The consequences of the Holocaust Museum's forays
into the political
realm are often benign. Last year, for example, the
museum was chosen
as a venue for the festivities of the second
inaugural for President Clinton,
hosting "a select group of profound Americans,"
such as Cornel West and
Betty Friedan, with no apparent connection to the
Holocaust. But things
became a little stickier this year when the State
Department asked him to
roll out the red carpet for Yasser Arafat.

Mr. Lerman enthusiastically agreed, and presented
the deal as a fait
accompli to Walter Reich, his director at the time.
Mr. Reich, however,
had doubts; after all, there was no shortage of
Holocaust memorials for
Mr. Arafat to visit in Israel. Receiving Mr. Arafat
as a head of state at the
Washington museum, Mr. Reich rightly contended,
would be a nakedly
political act. So he persuaded Mr. Lerman to
rescind the invitation. "It's
almost a crime for an institution like this to be
dragged into political
disputes," Mr. Lerman said upon reconsideration. By
now, though, even
disinviting Mr. Arafat represented a political
statement. Days later, Mr.
Lerman reissued the invite, blaming the principled
Mr. Reich--who was
fired soon after--for giving him "bad advice."

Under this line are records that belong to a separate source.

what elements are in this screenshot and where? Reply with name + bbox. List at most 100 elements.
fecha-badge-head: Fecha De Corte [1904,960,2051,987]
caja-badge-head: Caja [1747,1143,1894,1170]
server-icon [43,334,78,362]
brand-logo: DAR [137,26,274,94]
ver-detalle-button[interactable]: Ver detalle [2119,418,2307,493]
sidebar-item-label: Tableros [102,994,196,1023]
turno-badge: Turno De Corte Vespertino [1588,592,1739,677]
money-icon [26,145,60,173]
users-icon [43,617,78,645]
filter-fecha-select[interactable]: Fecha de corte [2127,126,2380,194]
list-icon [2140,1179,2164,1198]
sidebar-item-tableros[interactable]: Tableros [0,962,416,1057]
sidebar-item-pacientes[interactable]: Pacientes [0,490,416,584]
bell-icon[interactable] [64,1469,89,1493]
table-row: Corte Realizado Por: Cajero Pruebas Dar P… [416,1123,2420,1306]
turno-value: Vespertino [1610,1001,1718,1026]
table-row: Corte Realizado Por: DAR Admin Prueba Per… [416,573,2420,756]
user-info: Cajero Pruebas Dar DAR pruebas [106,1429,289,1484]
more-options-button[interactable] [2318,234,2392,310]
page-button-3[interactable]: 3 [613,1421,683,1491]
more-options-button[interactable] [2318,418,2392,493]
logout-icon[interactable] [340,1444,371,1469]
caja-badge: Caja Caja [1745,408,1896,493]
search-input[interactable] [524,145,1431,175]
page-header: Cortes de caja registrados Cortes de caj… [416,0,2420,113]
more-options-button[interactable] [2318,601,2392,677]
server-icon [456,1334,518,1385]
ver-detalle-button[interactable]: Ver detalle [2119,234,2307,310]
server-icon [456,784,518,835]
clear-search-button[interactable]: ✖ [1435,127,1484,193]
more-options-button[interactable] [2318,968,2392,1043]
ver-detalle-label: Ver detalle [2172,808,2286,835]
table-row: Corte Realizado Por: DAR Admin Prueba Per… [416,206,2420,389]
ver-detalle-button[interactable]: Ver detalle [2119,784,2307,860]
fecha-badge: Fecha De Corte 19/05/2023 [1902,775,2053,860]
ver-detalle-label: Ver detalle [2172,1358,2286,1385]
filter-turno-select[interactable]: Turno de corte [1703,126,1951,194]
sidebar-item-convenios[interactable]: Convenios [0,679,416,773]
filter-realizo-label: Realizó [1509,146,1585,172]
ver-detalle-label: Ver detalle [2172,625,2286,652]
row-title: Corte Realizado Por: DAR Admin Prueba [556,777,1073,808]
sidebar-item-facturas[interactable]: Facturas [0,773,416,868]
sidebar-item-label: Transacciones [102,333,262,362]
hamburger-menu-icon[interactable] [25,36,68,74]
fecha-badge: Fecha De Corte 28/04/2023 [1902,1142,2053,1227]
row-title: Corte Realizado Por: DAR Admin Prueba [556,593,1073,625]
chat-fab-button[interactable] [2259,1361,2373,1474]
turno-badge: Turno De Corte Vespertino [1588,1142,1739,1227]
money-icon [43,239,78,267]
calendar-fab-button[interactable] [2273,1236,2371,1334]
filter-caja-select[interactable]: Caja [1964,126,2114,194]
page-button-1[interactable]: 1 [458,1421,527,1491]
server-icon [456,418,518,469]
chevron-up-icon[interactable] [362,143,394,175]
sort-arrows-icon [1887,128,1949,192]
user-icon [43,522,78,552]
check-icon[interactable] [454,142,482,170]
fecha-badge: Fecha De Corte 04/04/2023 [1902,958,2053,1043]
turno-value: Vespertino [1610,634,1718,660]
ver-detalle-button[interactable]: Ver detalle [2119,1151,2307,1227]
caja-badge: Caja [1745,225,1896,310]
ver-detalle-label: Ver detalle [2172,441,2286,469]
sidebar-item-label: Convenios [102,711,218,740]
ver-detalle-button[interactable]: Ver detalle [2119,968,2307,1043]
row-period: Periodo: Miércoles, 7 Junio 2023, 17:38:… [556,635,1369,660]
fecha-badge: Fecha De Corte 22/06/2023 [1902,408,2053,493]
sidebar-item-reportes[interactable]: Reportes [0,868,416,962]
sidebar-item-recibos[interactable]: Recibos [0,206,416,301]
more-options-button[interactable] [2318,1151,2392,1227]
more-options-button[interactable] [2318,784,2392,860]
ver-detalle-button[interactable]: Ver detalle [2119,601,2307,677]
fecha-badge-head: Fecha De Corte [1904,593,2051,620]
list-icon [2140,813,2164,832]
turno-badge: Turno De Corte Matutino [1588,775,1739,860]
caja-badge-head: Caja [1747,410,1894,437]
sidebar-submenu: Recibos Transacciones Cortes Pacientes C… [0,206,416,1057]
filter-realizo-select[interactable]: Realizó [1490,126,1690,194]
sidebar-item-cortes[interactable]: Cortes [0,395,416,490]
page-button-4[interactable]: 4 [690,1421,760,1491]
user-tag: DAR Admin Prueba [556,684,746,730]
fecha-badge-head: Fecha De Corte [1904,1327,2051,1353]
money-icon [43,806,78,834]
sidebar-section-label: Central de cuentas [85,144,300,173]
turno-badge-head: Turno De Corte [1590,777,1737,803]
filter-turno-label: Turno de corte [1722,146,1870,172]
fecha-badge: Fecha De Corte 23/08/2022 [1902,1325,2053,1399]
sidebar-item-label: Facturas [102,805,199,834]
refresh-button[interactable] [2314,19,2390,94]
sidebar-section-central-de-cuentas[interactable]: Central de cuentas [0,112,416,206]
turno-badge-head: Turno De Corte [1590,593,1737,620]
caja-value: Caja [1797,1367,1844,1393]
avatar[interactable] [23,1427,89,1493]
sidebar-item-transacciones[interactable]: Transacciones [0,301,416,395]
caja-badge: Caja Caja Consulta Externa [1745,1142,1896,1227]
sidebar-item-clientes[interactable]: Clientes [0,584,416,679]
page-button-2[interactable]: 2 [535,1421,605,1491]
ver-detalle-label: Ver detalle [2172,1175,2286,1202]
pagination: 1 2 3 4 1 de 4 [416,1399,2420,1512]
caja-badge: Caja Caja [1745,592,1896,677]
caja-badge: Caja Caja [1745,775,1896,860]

The Arafat debacle put museum watchers on alert,
and so when the
Forward reported on the appointment of the
aforementioned John Roth,
controversy erupted immediately. It seemed that Mr.
Roth, a philosopher
and theologian at Claremont-McKenna College in
California, had made a
habit of drawing facile comparisons in his
writings. The most infamous
example was a 1988 essay on the 50th anniversary of
the Nazi pogrom
known as Kristallnacht, in which he wrote:
"Kristallnacht happened
because a political state decided to be rid of
people unwanted within its
borders. It seems increasingly clear that Israel
would prefer to rid itself of
Palestinians if it could do so. . . . As much as
any other people today, they
[the Palestinians] are being forced into a tragic
part too much like the one
played by the European Jews 50 years ago." Soon
other examples turned
up, such as when Mr. Roth greeted the 1980 election
of President Reagan
by writing that he "could not help remembering how
forty years ago
economic turmoil had conspired with Nazi
nationalism and materialism."

Mr. Roth apologized for the Kristallnacht remark;
his credentials and
commitment to the study of the Holocaust were never
in doubt. Nor did
his critics deny his right to express provocative
views in a scholarly
context. But giving a man with a history of
rhetorical recklessness the
imprimatur of the federal government was a
different matter.

The embattled professor ultimately withdrew from
the post; but had he
not, he would not have been the only museum
employee with a record of
exploiting the Holocaust. Consider the museum's
director of education,
Joan Ringelheim, who has approached the study of
the Holocaust from a
feminist perspective. In so doing, she once
compared the conditions under
which European Jewry was forced to live to those of
"women and
minorities, the working class and the poor, prior
to and after the
Holocaust." Her scholarship recently ignited a
furor in the pages of
Commentary, one of America's most influential
Jewish magazines.

Such emanations from Raoul Wallenberg Place serve
to underscore
another unfortunate paradox: The U.S. Holocaust
Museum was founded
to memorialize Hitler's attempt to extinguish
Europe's Jews. But to justify
its existence as a federal institution, the museum
is obligated to stress the
ecumenical aspect of what historian Lucy Davidowicz
famously dubbed
"The War Against the Jews."

There are, to be sure, valuable civic and political
lessons to be drawn from
the Holocaust, and there is much to be learned from
the exhibits that have
been mounted in Washington. But there's a danger
inherent in trying too
hard to universalize the plight of Europe's
Jews--namely, diluting the
particularity of the experience. The story of the
genocide of Europe's Jews
is a tale of human tragedy that should be studied
by Jews and non-Jews
alike, but it's sure starting to look as if it's a
story better experienced
without the help of the federal government.

Mr. Mahler is editorial page editor of The Forward.